Unlike Pope, Byron was no adept at framing pointed phrases. The beauty of Pope’s satire lies in the single lines, in the details and the finish of an epithet. Byron’s work, on the other hand, should be estimated with regard to the general effect. Few recall particular lines from the passage on Southey in The Vision of Judgment; yet every one remembers the complete caricature of the laureate. Pope manipulated a delicate and fine stencil; Byron painted on the canvas with broad sweeping strokes.
Byron was the last of the great English satirists in verse, and he has had no imitators who have been able to approach his unique style and manner. It is a curious fact that his influence after his death on nineteenth-century English satire has been almost negligible. The causes of this decline in satire since Byron’s day are not altogether easy to explain. Perhaps it may be accounted for as accompanying the general lack of interest in poetry of any sort so common to-day. Possibly it may be due to the stringency of the laws against libel, which has resulted in the situation described by Sir George Trevelyan in his Ladies in Parliament:
“But now the press has squeamish grown, and thinks invective rash:
And telling hits no longer lurk ’neath asterisk and dash;
And poets deal in epithets as soft as skeins of silk,
Nor dream of calling silly lords a curd of ass’s milk.”
In the twentieth century great political problems are usually fought out in the newspapers or in prose pamphlets; the editorials of our daily journals take the place of satires like The Age of Bronze.
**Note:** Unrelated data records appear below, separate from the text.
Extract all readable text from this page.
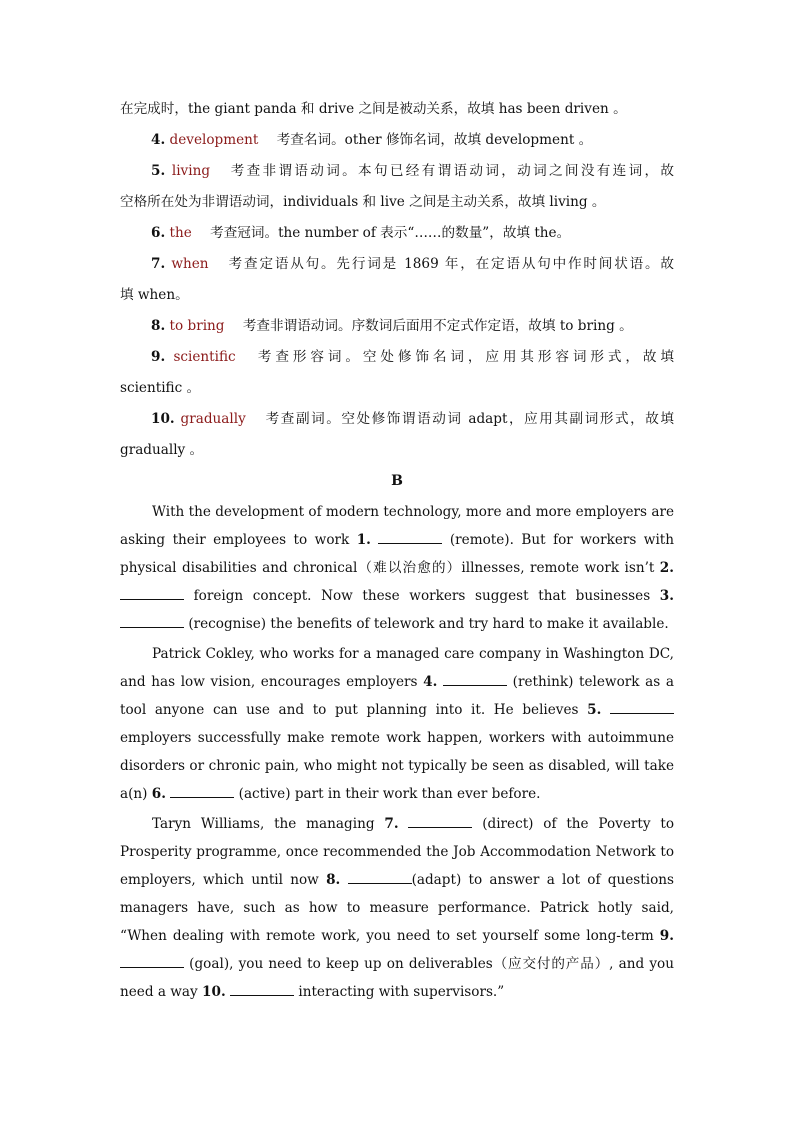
在完成时，the giant panda 和 drive 之间是被动关系，故填 has been driven 。
4. development 考查名词。other 修饰名词，故填 development 。
5. living 考查非谓语动词。本句已经有谓语动词，动词之间没有连词，故
空格所在处为非谓语动词，individuals 和 live 之间是主动关系，故填 living 。
6. the 考查冠词。the number of 表示“……的数量”，故填 the。
7. when 考查定语从句。先行词是 1869 年，在定语从句中作时间状语。故
填 when。
8. to bring 考查非谓语动词。序数词后面用不定式作定语，故填 to bring 。
9. scientific 考查形容词。空处修饰名词，应用其形容词形式，故填
scientific 。
10. gradually 考查副词。空处修饰谓语动词 adapt，应用其副词形式，故填
gradually 。
B
With the development of modern technology, more and more employers are asking their employees to work 1.	(remote). But for workers with physical disabilities and chronical（难以治愈的）illnesses, remote work isn’t 2.  foreign concept. Now these workers suggest that businesses 3.  (recognise) the benefits of telework and try hard to make it available.
Patrick Cokley, who works for a managed care company in Washington DC, and has low vision, encourages employers 4.	(rethink) telework as a tool anyone can use and to put planning into it. He believes 5.  employers successfully make remote work happen, workers with autoimmune disorders or chronic pain, who might not typically be seen as disabled, will take a(n) 6.	(active) part in their work than ever before.
Taryn Williams, the managing 7.	(direct) of the Poverty to Prosperity programme, once recommended the Job Accommodation Network to employers, which until now 8.	(adapt) to answer a lot of questions managers have, such as how to measure performance. Patrick hotly said, “When dealing with remote work, you need to set yourself some long-term 9.  (goal), you need to keep up on deliverables（应交付的产品）, and you need a way 10.	interacting with supervisors.”
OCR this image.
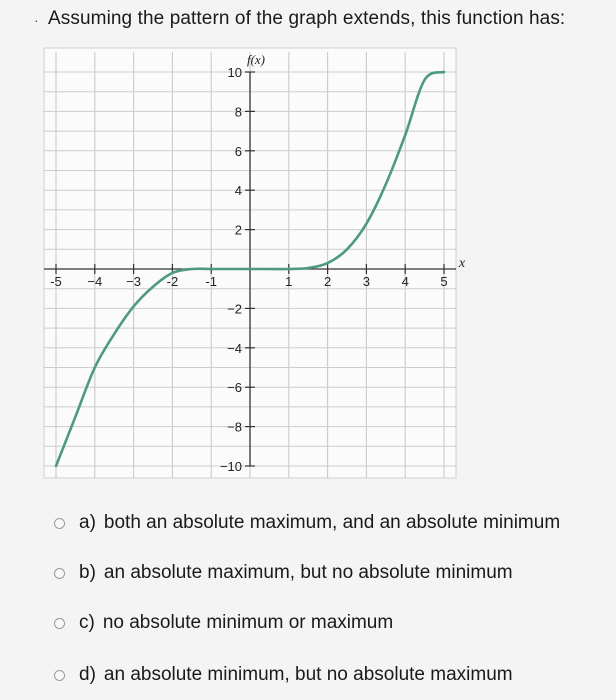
· Assuming the pattern of the graph extends, this function has:
-5 −4 −3 -2 -1	1 2 3 4 5
10
8
6
4
2
−2
−4
−6
−8
−10
f(x)
x
a) both an absolute maximum, and an absolute minimum
b) an absolute maximum, but no absolute minimum
c) no absolute minimum or maximum
d) an absolute minimum, but no absolute maximum
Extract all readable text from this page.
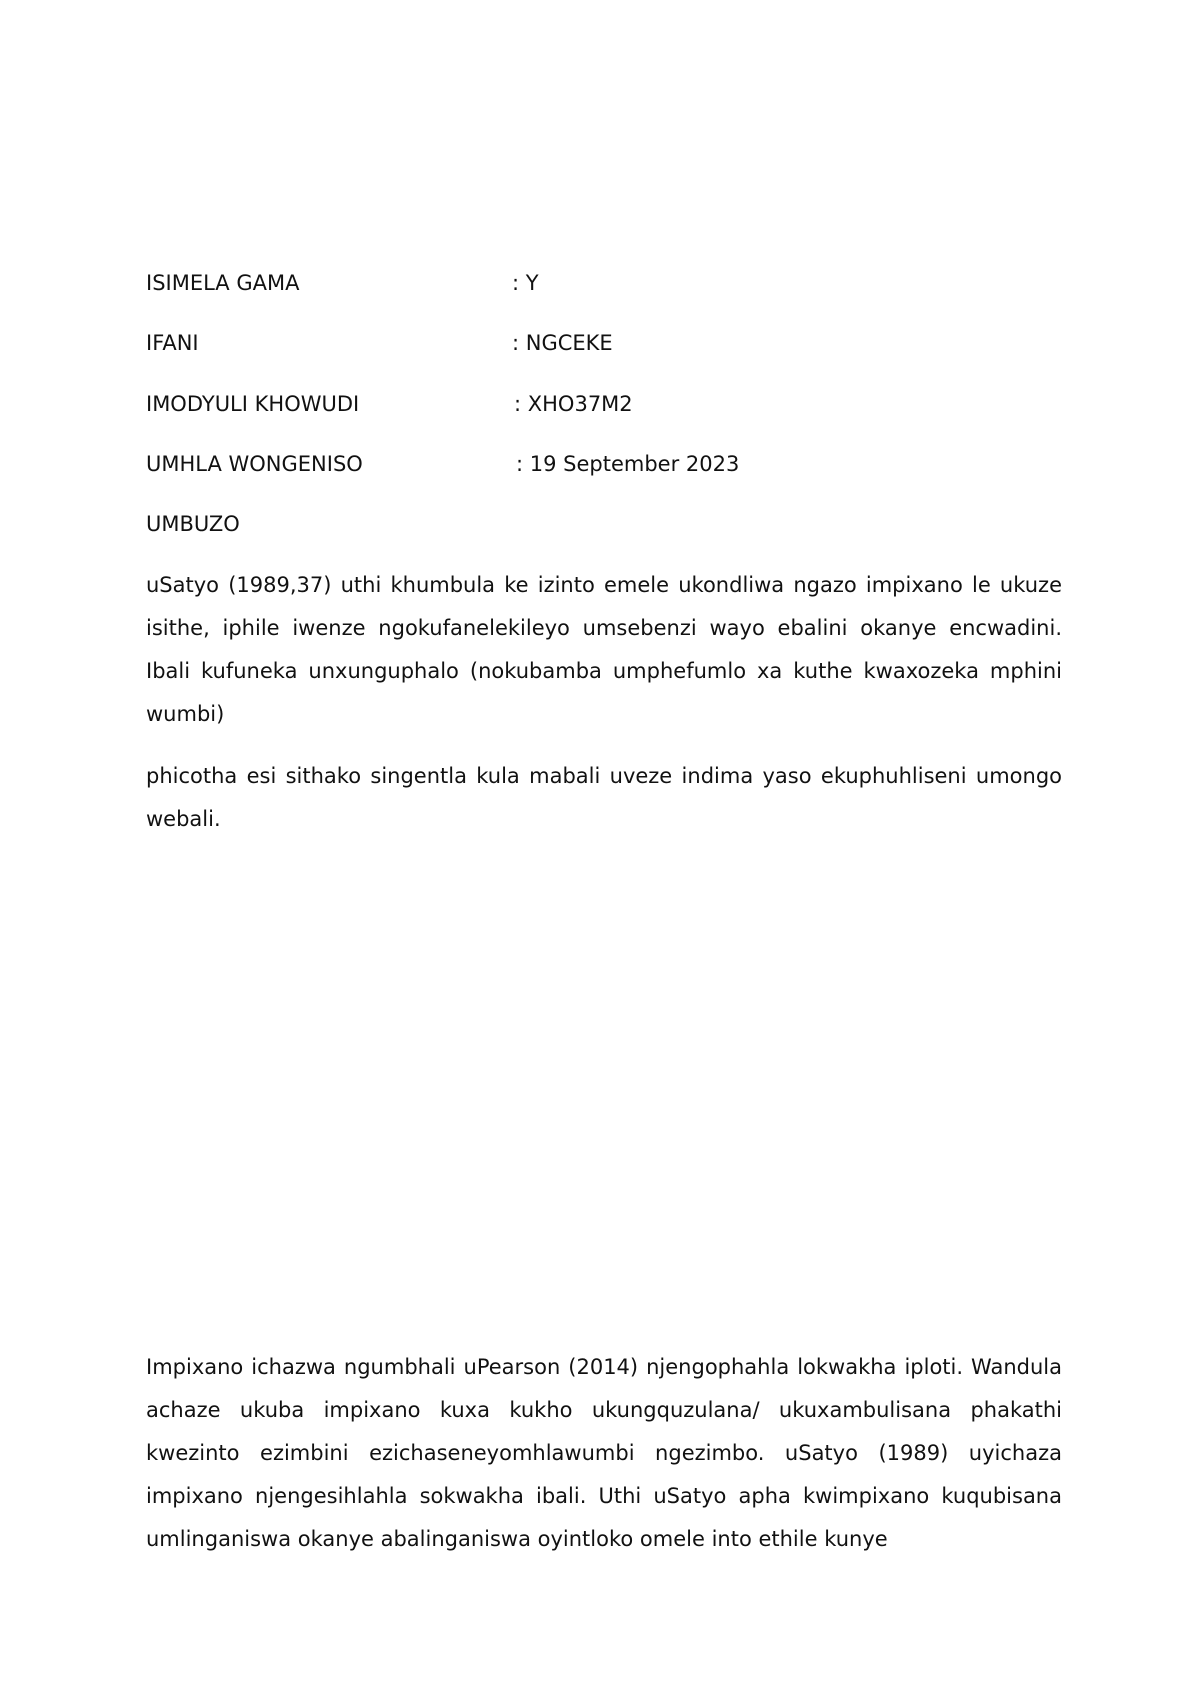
ISIMELA GAMA	: Y
IFANI	: NGCEKE
IMODYULI KHOWUDI	: XHO37M2
UMHLA WONGENISO	: 19 September 2023
UMBUZO

uSatyo (1989,37) uthi khumbula ke izinto emele ukondliwa ngazo impixano le ukuze isithe, iphile iwenze ngokufanelekileyo umsebenzi wayo ebalini okanye encwadini. Ibali kufuneka unxunguphalo (nokubamba umphefumlo xa kuthe kwaxozeka mphini wumbi)

phicotha esi sithako singentla kula mabali uveze indima yaso ekuphuhliseni umongo webali.

Impixano ichazwa ngumbhali uPearson (2014) njengophahla lokwakha iploti. Wandula achaze ukuba impixano kuxa kukho ukungquzulana/ ukuxambulisana phakathi kwezinto ezimbini ezichaseneyomhlawumbi ngezimbo. uSatyo (1989) uyichaza impixano njengesihlahla sokwakha ibali. Uthi uSatyo apha kwimpixano kuqubisana umlinganiswa okanye abalinganiswa oyintloko omele into ethile kunye
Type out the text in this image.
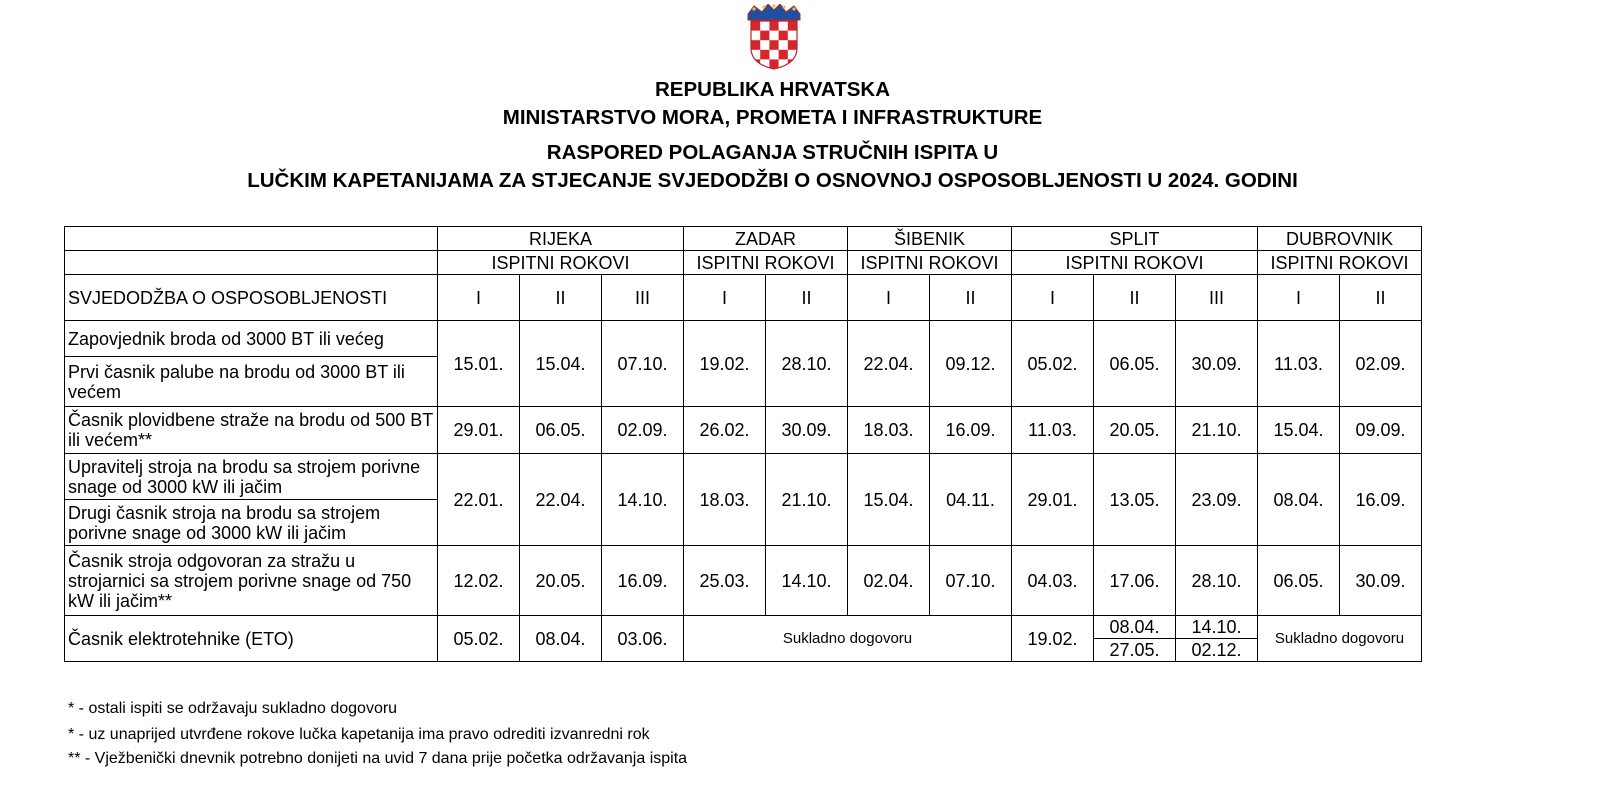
REPUBLIKA HRVATSKA
MINISTARSTVO MORA, PROMETA I INFRASTRUKTURE
RASPORED POLAGANJA STRUČNIH ISPITA U
LUČKIM KAPETANIJAMA ZA STJECANJE SVJEDODŽBI O OSNOVNOJ OSPOSOBLJENOSTI U 2024. GODINI
	RIJEKA			ZADAR		ŠIBENIK		SPLIT			DUBROVNIK	
	ISPITNI ROKOVI			ISPITNI ROKOVI		ISPITNI ROKOVI		ISPITNI ROKOVI			ISPITNI ROKOVI	
SVJEDODŽBA O OSPOSOBLJENOSTI	I	II	III	I	II	I	II	I	II	III	I	II
Zapovjednik broda od 3000 BT ili većeg	15.01.	15.04.	07.10.	19.02.	28.10.	22.04.	09.12.	05.02.	06.05.	30.09.	11.03.	02.09.
Prvi časnik palube na brodu od 3000 BT ili većem												
Časnik plovidbene straže na brodu od 500 BT ili većem**	29.01.	06.05.	02.09.	26.02.	30.09.	18.03.	16.09.	11.03.	20.05.	21.10.	15.04.	09.09.
Upravitelj stroja na brodu sa strojem porivne snage od 3000 kW ili jačim	22.01.	22.04.	14.10.	18.03.	21.10.	15.04.	04.11.	29.01.	13.05.	23.09.	08.04.	16.09.
Drugi časnik stroja na brodu sa strojem porivne snage od 3000 kW ili jačim												
Časnik stroja odgovoran za stražu u strojarnici sa strojem porivne snage od 750 kW ili jačim**	12.02.	20.05.	16.09.	25.03.	14.10.	02.04.	07.10.	04.03.	17.06.	28.10.	06.05.	30.09.
Časnik elektrotehnike (ETO)	05.02.	08.04.	03.06.	Sukladno dogovoru				19.02.	08.04.	14.10.	Sukladno dogovoru	
									27.05.	02.12.		
* - ostali ispiti se održavaju sukladno dogovoru
* - uz unaprijed utvrđene rokove lučka kapetanija ima pravo odrediti izvanredni rok
** - Vježbenički dnevnik potrebno donijeti na uvid 7 dana prije početka održavanja ispita
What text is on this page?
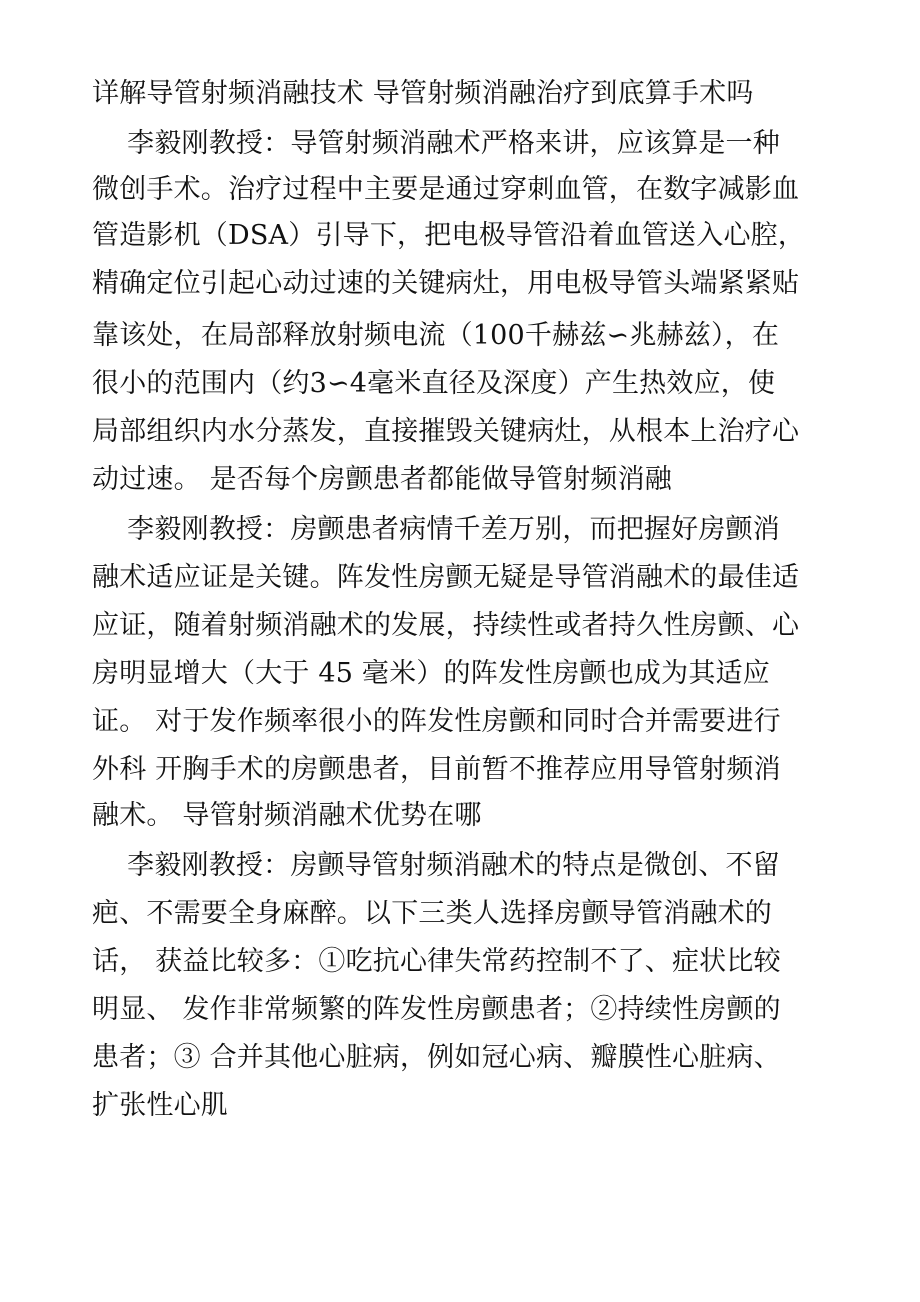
详解导管射频消融技术 导管射频消融治疗到底算手术吗
李毅刚教授：导管射频消融术严格来讲，应该算是一种
微创手术。治疗过程中主要是通过穿刺血管，在数字减影血
管造影机（DSA）引导下，把电极导管沿着血管送入心腔，
精确定位引起心动过速的关键病灶，用电极导管头端紧紧贴
靠该处，在局部释放射频电流（100千赫兹∽兆赫兹），在
很小的范围内（约3∽4毫米直径及深度）产生热效应，使
局部组织内水分蒸发，直接摧毁关键病灶，从根本上治疗心
动过速。 是否每个房颤患者都能做导管射频消融
李毅刚教授：房颤患者病情千差万别，而把握好房颤消
融术适应证是关键。阵发性房颤无疑是导管消融术的最佳适
应证，随着射频消融术的发展，持续性或者持久性房颤、心
房明显增大（大于 45 毫米）的阵发性房颤也成为其适应
证。 对于发作频率很小的阵发性房颤和同时合并需要进行
外科 开胸手术的房颤患者，目前暂不推荐应用导管射频消
融术。 导管射频消融术优势在哪
李毅刚教授：房颤导管射频消融术的特点是微创、不留
疤、不需要全身麻醉。以下三类人选择房颤导管消融术的
话， 获益比较多：①吃抗心律失常药控制不了、症状比较
明显、 发作非常频繁的阵发性房颤患者；②持续性房颤的
患者；③ 合并其他心脏病，例如冠心病、瓣膜性心脏病、
扩张性心肌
Doubtless, too, we have grown somewhat refined in our sensibilities and fastidious in our speech, so that we shrink from the cut-and-slash method in poetry. At any rate our English satire since 1830 has inclined toward raillery and humor, wholly unlike the ardent vindictiveness of the men under the Georges. The old régime died away with Byron; and in its stead we have had the polished cleverness of Praed, the gentle cynicism of Thackeray, the mild sentimentality of Looker and Dobson. Not until very recently have flashes of the invective spirit appeared in the work of William Watson and Rudyard Kipling. The great issues of the twentieth century have stimulated no powerful English satirist in verse.
BIBLIOGRAPHY
The standard edition of Byron’s Poetical Works is that by Ernest Hartley Coleridge in seven volumes (London, 1904), which contains an exhaustive bibliography of the successive editions and translations of different poems. The most complete collection of the Letters and Journals is that by Rowland E. Prothero in six volumes (London, 1902). Any study of Byron must be largely based on these comprehensive and scholarly works. A fairly detailed list of critical articles on Byron was compiled by Roden Noel in his Life of Lord Byron; this, however, needs to be supplemented and revised in the light of recent investigation.